Defendant: Kameoka, Yoshio, Civilian interpreter, Osaka Area POW Camp
No. 11, arumi, Honshu, Japan
Docket No./ Date: 41/ June 16-26, 1946, Yokohama, Japan
Charge: Violation of the Laws and Customs of War: 1. Did willfully and
unlawfully commit cruel and brutal acts, atrocities and other offenses
against certain American PWs.
Specifications:
Verdict: 25 years CHL
Reviewing Authority's Recommendations: Accused beat, slapped, kicked,
and used various forms of extreme punishment such as standing at attention
for many hours on prisoners for infractions of disciplinary rules. In
an interrogation at Sugamo Prison on 13 February 1946, accused admitted
to beating a few prisoners for stealing food but he claimed that he "did
not beat them very hard."
Reviewing Authority: 1. Accused denied beating prisoners. 2. Accused
could not have beaten prisoners as they were returning from work because
he returned home by 6 p.m. and it took an hour to return home by streetcar.
3. Accused could not remember having admitting to beating a few prisoners
for stealing food while at Sugamo prison.
Prosecution Arguments: Record is legally sufficient to support the findings
of the commission. In regards to the highly contradictory affidavits in
specification 2, reviewer believes that "the manner in which the
specification is pleaded leaves the defense in a state of confusion and
in a position where it is impossible, under the evidence offered, to have
a fair chance to defend it properly." So, the finding of guilty is
disapproved.
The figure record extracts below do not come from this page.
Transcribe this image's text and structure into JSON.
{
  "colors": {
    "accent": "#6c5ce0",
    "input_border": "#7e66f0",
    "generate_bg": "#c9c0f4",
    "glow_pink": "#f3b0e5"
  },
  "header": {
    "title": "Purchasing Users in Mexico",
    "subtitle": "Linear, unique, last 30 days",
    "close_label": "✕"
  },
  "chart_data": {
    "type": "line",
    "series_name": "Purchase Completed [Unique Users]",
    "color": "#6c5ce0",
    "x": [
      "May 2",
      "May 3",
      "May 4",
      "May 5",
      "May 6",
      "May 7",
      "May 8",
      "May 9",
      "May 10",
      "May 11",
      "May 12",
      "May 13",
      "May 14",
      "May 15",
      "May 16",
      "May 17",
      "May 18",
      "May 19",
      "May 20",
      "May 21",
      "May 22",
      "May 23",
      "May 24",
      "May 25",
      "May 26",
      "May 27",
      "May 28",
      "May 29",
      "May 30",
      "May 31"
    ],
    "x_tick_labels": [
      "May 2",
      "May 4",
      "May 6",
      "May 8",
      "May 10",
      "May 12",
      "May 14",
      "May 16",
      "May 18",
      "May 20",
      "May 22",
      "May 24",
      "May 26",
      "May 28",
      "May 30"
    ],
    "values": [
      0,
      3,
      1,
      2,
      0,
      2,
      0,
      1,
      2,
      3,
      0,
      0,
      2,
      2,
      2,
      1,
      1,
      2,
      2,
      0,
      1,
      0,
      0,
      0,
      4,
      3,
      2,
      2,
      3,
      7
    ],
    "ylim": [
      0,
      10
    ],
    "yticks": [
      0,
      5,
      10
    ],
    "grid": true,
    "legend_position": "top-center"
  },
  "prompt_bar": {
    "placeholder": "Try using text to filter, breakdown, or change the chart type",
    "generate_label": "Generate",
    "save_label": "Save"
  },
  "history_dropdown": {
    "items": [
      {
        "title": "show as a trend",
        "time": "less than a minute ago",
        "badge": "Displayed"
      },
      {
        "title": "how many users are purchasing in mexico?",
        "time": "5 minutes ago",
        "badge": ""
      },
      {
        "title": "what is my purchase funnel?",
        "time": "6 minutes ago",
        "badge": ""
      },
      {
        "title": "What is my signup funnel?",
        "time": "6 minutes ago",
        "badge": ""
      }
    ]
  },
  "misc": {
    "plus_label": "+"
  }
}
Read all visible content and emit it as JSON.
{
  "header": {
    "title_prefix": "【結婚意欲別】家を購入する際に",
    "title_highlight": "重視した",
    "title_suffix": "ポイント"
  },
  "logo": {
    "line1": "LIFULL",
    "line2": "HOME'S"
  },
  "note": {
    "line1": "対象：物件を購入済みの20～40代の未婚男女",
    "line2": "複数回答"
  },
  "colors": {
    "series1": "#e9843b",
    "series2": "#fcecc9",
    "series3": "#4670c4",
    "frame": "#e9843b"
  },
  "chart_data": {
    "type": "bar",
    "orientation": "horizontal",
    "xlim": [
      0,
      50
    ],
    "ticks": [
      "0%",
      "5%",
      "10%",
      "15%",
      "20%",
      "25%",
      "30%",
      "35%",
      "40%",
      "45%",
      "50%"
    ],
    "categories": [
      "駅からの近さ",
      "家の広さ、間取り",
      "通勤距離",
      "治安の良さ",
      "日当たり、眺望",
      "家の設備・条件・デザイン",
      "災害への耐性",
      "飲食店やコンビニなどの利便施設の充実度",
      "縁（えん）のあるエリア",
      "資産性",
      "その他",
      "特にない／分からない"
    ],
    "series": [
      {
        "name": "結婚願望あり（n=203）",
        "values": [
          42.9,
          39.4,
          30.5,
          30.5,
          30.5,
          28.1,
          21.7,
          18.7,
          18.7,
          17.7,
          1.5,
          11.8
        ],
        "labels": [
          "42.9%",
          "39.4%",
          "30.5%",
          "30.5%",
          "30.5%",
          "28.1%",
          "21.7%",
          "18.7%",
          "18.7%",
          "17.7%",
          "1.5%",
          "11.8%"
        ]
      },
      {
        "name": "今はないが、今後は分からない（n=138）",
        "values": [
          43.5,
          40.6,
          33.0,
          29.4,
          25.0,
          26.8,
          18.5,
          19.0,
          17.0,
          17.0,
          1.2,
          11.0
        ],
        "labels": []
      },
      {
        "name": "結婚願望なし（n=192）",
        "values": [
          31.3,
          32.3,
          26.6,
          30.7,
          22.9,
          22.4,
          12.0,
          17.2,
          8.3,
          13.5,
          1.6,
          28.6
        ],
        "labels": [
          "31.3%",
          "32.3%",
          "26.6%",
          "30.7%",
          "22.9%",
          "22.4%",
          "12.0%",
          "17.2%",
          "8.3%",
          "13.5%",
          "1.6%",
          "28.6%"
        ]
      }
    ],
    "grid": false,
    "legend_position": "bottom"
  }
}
Not only in specification 2 but in regards to the affidavits
and the testimonies brought by the defense, the "entire charges against
the accused are not well supported." In regards to the sentence given,
the reviewer believes that the sentence to life imprisonment is unjust:
"it is not desirable to establish a rule for punishments in war crime
cases because of the difference in the type of crimes and the degree of
brutality in each case but it might be well to consider sentences in other
commission trials to show the injustice of the punishment in the present
case." Reviewer recommends 10 years confinement because "many
specifications of horrible atrocities...are conspicuously absent in the
present case" unlike the other cases where individuals have received
life sentences.
Defense Arguments: Paul E. Spurlock, Reviewer, Judge Advocate Section
Judge Advocate's Recommendations: Lt. Col. Browne's opinion in regards
to the reviewer's opinions(page 431):"Defense affidavits concerning
the Waggoner event did not name accused as participating but neither did
they purport to mention all involved. None excluded accused from the beatings...Minor
inconsistencies appear in affidavits in evidence with respect to each
specification. None appears of sufficient importance to destroy or weaken
the probative value of the subject matter. Experienced jurists regard
unimportant differences in testimony ordinarily as of no moment and often
as the earmark of evidence which has not been prearranged." In regards
to Spurlock's claim that the gravity of beatings was not there, he writes,
"yet the evidence to the beating alone revealed an aggravated offense
much worse than the ordinary type encountered in WAr Crimes Trials. The
accused, possessed a sadistic nature to which he gave full vent"
is shown by exhibits. The "excuse that he was trained in the brutal
atmosphere of the Japanese imperialists is not available to him for he
has lived under the American flag and knows democratic ways."